Sinto-me, por vezes, com a cabeça fora do corpo. De uma forma ridiculamente invulgar. Como se os gestos se articulassem sem qualquer comando, estranhamente robotizados. A cabeça abstrai-se do mundo em redor, gira em torno de si própria, mas não vislumbra nada. Apenas sombras dançam perfeitas à minha volta, resta-me uma intensa neblina que paira no ar. Penso que seja cansaço e abano a cabeça inquieta, derrotada. Mas é mais do que isso, é um estado de insónia constante, persistente vigilância. É a cabeça que se recusa a funcionar.

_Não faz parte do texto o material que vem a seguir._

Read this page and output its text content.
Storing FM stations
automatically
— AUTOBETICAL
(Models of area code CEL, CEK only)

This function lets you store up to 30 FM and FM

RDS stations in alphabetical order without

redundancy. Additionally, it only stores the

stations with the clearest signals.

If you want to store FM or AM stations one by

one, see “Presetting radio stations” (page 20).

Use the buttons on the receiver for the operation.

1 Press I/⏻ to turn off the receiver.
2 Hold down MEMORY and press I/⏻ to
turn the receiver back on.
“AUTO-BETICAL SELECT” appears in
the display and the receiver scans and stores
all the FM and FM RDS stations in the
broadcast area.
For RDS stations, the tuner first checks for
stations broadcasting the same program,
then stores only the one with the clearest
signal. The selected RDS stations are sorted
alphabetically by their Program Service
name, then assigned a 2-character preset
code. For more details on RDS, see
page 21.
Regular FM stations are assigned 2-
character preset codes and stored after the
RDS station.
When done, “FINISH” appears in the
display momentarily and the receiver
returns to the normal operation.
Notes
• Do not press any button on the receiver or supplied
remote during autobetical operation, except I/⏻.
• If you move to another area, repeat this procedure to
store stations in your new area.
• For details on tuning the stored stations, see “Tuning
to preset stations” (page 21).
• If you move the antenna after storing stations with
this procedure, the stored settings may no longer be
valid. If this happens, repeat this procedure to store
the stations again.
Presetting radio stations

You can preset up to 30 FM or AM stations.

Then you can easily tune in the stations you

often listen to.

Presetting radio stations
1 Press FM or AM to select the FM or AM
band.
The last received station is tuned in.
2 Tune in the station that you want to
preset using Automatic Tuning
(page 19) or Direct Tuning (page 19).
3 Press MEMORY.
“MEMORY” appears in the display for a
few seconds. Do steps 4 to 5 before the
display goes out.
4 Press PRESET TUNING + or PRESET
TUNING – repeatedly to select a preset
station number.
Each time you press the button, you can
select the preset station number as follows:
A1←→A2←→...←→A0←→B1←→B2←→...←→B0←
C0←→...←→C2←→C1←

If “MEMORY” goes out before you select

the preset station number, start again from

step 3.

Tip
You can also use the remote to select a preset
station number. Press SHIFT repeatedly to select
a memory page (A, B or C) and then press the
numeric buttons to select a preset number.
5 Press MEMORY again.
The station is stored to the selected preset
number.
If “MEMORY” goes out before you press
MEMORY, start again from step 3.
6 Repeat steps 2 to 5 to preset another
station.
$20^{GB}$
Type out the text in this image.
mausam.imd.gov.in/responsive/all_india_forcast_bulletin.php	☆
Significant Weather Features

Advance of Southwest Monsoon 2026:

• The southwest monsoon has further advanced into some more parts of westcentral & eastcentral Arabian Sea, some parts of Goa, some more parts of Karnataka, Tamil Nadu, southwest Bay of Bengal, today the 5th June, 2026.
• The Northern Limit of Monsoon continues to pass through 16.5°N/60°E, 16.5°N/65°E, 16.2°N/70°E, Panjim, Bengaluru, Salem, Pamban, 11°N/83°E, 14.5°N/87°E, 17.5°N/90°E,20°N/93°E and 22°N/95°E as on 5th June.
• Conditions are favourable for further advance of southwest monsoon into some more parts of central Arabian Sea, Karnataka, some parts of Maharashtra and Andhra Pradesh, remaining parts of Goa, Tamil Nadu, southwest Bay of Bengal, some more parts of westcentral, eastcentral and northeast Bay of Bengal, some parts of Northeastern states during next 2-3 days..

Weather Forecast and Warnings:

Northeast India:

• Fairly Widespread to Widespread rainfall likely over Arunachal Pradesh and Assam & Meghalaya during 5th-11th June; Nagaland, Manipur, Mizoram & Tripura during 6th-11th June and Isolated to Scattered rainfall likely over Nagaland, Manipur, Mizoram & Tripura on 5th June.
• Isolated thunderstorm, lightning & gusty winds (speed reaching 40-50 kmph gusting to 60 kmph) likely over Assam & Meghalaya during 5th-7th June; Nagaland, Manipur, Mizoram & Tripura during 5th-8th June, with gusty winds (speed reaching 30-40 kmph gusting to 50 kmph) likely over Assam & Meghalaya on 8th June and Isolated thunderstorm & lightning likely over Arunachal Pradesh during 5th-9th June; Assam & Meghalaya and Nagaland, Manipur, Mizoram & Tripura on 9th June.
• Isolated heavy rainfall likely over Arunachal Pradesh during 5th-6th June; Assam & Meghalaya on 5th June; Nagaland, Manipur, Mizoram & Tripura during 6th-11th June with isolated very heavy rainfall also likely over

Pensar que o tempo passa depressa, apressado. Arranca cada pedaço de sonhos adiados, como um tornado. Arratasta-me sem perguntar. A cabeça voa distante, fora do corpo, atracado lá em baixo, amarrado em dever e responsabilidade. A cabeça voa para não pensar. A cabeça voa fora do corpo, infiel e distante, foge para não o enfrentar.

20 junho, 2011

Recomeço

Tudo começa como acaba. Numa mistura de dúvidas e medos. Palavras amordaçadas numa incompreensão gestual, um silêncio de diálogos mudos.
Escondem-se as mãos nos bolsos cobardemente, também elas nervosas. Receiam a sorte, o destino. Tremem envergonhadas. Sofrem por antecipação a amargura da desilusão, o pânico de falhar, da rejeição. Anseiam o consolo infeliz do porto seguro.
Tiram-se as mãos dos bolsos, sem medo. Porque é mais forte que elas o desejo de agarrar. Assim se soltam as palavras, presas na garganta, por instinto.
Beija-se ardentemente. Com os lábios, com as mãos, com as palavras. Sem pudor. Beija-se sofregamente com o coração.
Tudo começa novamente. As vezes que for preciso.